Experiments on various benchmarks, including GSM8k, Line Retrieval, and HumanEval, demonstrate that ZipCache achieves superior compression ratios, fast generation speed, and minimal performance losses compared to previous methods. For example, on the GSM8k dataset, ZipCache compresses the KV cache by 4.98× with only a 0.38% drop in accuracy. Additionally, ZipCache reduces prefill-phase latency by 37.3%, decoding-phase latency by 56.9%, and GPU memory usage by 19.8% when evaluated on the LLaMA3-8B model with an input length of 4096.ZipCache is an efficient and accurate method for compressing KV cache in large language models (LLMs). It addresses the significant storage demands of KV cache, especially for long sequences, by adaptively compressing less important tokens while preserving vital information. The key contributions of ZipCache include:
1. **Channel-Separable Tokenwise Quantization**: This method reduces the overhead of quantization parameters compared to fine-grained groupwise quantization, significantly improving compression efficiency.
2. **Normalized Attention Score for Salient Token Identification**: A novel metric based on normalized attention scores is introduced to accurately identify salient tokens, which are then adaptively quantized to a lower bit-width.
3. **Efficient Approximation of Salient Token Metric**: An efficient approximation method is developed to integrate with fast attention implementations like FlashAttention, enhancing generation speed and reducing memory usage.

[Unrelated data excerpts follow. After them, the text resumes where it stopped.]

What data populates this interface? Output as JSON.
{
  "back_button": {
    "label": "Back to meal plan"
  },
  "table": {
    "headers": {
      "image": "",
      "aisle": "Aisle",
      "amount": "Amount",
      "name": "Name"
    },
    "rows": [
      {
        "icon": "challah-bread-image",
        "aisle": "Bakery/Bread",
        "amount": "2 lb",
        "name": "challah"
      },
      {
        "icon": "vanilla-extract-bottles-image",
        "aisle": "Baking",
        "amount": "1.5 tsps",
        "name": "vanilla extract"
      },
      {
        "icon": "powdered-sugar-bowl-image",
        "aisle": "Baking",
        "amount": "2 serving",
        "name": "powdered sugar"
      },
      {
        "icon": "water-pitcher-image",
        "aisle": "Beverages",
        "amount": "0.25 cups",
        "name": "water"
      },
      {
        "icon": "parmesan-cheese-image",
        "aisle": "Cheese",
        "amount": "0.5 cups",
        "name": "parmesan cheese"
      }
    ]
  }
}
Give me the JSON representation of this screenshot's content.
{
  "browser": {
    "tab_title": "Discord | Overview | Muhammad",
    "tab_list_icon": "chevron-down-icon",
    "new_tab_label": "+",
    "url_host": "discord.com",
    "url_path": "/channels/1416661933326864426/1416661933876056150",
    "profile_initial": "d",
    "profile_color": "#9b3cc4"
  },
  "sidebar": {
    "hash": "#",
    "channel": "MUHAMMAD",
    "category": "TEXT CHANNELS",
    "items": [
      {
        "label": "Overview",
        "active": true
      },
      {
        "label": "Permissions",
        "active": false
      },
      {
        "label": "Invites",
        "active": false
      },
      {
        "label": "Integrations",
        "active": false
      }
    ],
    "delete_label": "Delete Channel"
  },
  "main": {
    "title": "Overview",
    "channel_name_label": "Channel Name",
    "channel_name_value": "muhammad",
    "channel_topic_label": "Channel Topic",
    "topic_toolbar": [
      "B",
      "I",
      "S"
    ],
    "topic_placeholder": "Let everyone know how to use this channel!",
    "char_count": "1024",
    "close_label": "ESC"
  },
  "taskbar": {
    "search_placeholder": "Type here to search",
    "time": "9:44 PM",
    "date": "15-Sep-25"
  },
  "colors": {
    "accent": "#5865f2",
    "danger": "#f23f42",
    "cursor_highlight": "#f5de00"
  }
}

Experiments on various benchmarks, including GSM8k, Line Retrieval, and HumanEval, demonstrate that ZipCache achieves superior compression ratios, fast generation speed, and minimal performance losses compared to previous methods. For example, on the GSM8k dataset, ZipCache compresses the KV cache by 4.98× with only a 0.38% drop in accuracy. Additionally, ZipCache reduces prefill-phase latency by 37.3%, decoding-phase latency by 56.9%, and GPU memory usage by 19.8% when evaluated on the LLaMA3-8B model with an input length of 4096.